🤖 AI Summary
To address the high computational overhead of conventional optimal control methods under frequently varying objective functions, this paper proposes a transferable control framework based on a Function Encoder (FE). The method adopts an offline–online decomposition paradigm: during offline training, a set of reusable neural basis functions is learned to construct a universal function space; during online deployment, only lightweight coefficient estimation is required for zero-shot adaptation to novel objective functions. By integrating imitation learning with data- and problem-description-driven projection mappings, the framework generalizes across diverse dynamical systems, state/action dimensions, and cost structures. Experiments demonstrate near-optimal performance on multiple nonlinear systems with minimal online computation, enabling deployment as a semi-global real-time feedback controller. The core contributions are the first introduction of a transferable function-space mechanism and an efficient offline–online decoupled architecture.
📝 Abstract
This paper presents a transferable solution method for optimal control problems with varying objectives using function encoder (FE) policies.

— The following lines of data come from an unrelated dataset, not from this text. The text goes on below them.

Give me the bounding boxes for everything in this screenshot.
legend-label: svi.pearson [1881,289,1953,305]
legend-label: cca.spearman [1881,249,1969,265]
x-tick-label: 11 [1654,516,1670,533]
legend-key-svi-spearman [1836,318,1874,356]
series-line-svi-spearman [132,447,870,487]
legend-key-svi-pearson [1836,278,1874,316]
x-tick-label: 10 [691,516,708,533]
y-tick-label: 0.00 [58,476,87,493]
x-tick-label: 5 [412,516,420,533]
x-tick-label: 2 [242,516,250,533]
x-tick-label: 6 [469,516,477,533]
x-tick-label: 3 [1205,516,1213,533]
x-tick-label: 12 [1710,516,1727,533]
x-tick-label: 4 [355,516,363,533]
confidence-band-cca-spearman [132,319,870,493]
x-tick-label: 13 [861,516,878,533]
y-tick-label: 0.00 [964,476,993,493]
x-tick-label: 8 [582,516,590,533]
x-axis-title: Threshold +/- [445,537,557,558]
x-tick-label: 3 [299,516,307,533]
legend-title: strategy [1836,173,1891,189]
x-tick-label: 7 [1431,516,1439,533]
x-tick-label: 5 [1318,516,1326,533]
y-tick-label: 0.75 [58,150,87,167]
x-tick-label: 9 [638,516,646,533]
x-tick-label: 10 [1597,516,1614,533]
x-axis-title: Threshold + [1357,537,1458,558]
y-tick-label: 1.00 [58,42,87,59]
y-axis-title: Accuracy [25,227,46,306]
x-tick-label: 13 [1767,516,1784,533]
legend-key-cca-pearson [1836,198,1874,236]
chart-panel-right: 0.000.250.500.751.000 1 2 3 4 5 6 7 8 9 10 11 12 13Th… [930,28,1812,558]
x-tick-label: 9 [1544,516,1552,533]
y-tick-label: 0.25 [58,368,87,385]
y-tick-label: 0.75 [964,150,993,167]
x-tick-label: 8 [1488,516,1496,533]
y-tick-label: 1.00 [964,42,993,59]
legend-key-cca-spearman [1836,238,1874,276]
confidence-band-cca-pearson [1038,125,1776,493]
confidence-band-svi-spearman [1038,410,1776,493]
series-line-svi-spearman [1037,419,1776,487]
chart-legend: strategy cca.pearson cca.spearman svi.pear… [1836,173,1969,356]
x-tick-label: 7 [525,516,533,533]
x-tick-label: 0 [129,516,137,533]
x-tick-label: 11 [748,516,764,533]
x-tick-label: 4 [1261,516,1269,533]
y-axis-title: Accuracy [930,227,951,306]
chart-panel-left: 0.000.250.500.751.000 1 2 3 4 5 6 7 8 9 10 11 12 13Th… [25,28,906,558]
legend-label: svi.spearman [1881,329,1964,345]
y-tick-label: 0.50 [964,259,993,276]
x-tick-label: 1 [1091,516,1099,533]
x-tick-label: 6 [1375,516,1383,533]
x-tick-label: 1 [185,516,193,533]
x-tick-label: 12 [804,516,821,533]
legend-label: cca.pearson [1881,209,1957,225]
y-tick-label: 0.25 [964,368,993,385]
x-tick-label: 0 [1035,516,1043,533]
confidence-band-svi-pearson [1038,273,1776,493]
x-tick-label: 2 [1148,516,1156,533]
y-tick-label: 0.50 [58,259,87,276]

Traditional optimization-based approaches must be re-solved whenever objectives change, resulting in prohibitive computational costs for applications requiring frequent evaluation and adaptation. The proposed method learns a reusable set of neural basis functions that spans the control policy space, enabling efficient zero-shot adaptation to new tasks through either projection from data or direct mapping from problem specifications. The key idea is an offline-online decomposition: basis functions are learned once during offline imitation learning, while online adaptation requires only lightweight coefficient estimation. Numerical experiments across diverse dynamics, dimensions, and cost structures show our method delivers near-optimal performance with minimal overhead when generalizing across tasks, enabling semi-global feedback policies suitable for real-time deployment.